Report: Post-Recession Cleveland is in Worse Economic Shape than Detroit, or Anywhere Else

click to enlarge Report: Post-Recession Cleveland is in Worse Economic Shape than Detroit, or Anywhere Else
Photo courtesy of Berniethomas68 via Wikimedia Commons
File this away in the "Surprising and Troubling" folder of your brain. 

Although there are a lot of tangibles that suggest otherwise — LeBron is back! Downtown is under construction! The Republican National Convention! Did we say LeBron! — the region is still struggling to regain economic footing after the global economy imploded with the Great Recession. The extent, however, of that struggle might be alarming to you. The New York Times is reporting on a new study that places Cleveland firmly at the bottom of the heap. 

The new number crunch, performed by the Economic Innovation Group, focused on the recovery numbers across the country from 2009 to 2013 , zeroing in even on the zip-code level. The result is the Distressed Communities Index. 

For all its wizbang economic projects and momentum, Cleveland was tallied the second highest number on the index.
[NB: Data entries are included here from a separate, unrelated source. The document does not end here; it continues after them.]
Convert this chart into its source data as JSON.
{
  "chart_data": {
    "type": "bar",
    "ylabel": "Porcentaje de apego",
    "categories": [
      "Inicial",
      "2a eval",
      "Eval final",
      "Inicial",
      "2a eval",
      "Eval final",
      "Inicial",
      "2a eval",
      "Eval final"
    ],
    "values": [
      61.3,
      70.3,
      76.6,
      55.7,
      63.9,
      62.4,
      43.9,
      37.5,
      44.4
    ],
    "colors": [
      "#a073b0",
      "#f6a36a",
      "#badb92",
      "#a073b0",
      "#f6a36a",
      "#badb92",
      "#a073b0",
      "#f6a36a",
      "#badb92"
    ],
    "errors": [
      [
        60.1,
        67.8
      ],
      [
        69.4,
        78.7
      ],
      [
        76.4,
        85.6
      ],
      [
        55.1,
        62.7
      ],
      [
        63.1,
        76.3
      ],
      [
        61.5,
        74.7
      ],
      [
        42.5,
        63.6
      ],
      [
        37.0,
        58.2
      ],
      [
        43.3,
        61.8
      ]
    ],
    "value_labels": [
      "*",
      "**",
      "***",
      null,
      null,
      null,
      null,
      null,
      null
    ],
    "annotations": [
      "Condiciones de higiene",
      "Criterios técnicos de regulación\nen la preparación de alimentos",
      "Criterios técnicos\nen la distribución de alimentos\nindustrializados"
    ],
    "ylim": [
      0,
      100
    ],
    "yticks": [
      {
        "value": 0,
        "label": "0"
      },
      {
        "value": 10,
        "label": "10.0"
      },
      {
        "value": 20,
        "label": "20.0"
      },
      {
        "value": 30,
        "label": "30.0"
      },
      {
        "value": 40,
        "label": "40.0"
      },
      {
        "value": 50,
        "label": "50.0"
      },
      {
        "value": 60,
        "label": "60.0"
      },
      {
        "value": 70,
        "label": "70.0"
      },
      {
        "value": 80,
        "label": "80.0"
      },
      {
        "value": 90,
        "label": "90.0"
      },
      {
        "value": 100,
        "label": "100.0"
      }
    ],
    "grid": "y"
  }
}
The 216 region scored a 99.9 on the group's metrics. 76.8 percent of Cleveland's population resides in distressed zip codes. Only Camden, NJ topped higher on the list with a perfect 100 on the index and 99.8 percent of the population in distressed areas. 

It's a grim rundown. By the report's metric, Cleveland sits in the number two seat on a list that includes other places like Gary, IN (#3), Youngstown, OH (#4), Flint, MI (#9), and Detroit (#10). 

So how are these statistic being measured? Seven metrics contributed to the ranking: 

— Percent of the population above 25 without a high school degree; 
— Percent of unoccupied housing that's habitable; 
— Slice of the population out of work;
— Percent of the population under the poverty line; 
— Median home income; 
— Changes in employment figures between 2010 and 2013; 
— Change in the number of businesses between 2010 and 2013

The real gut-punch here is how this tracks nationally. Post-recession, the parts of the country that were better off to begin with shot back to economic prosperity, and even jumped to higher levels. The bottom of the group — C-Town included — have been left behind.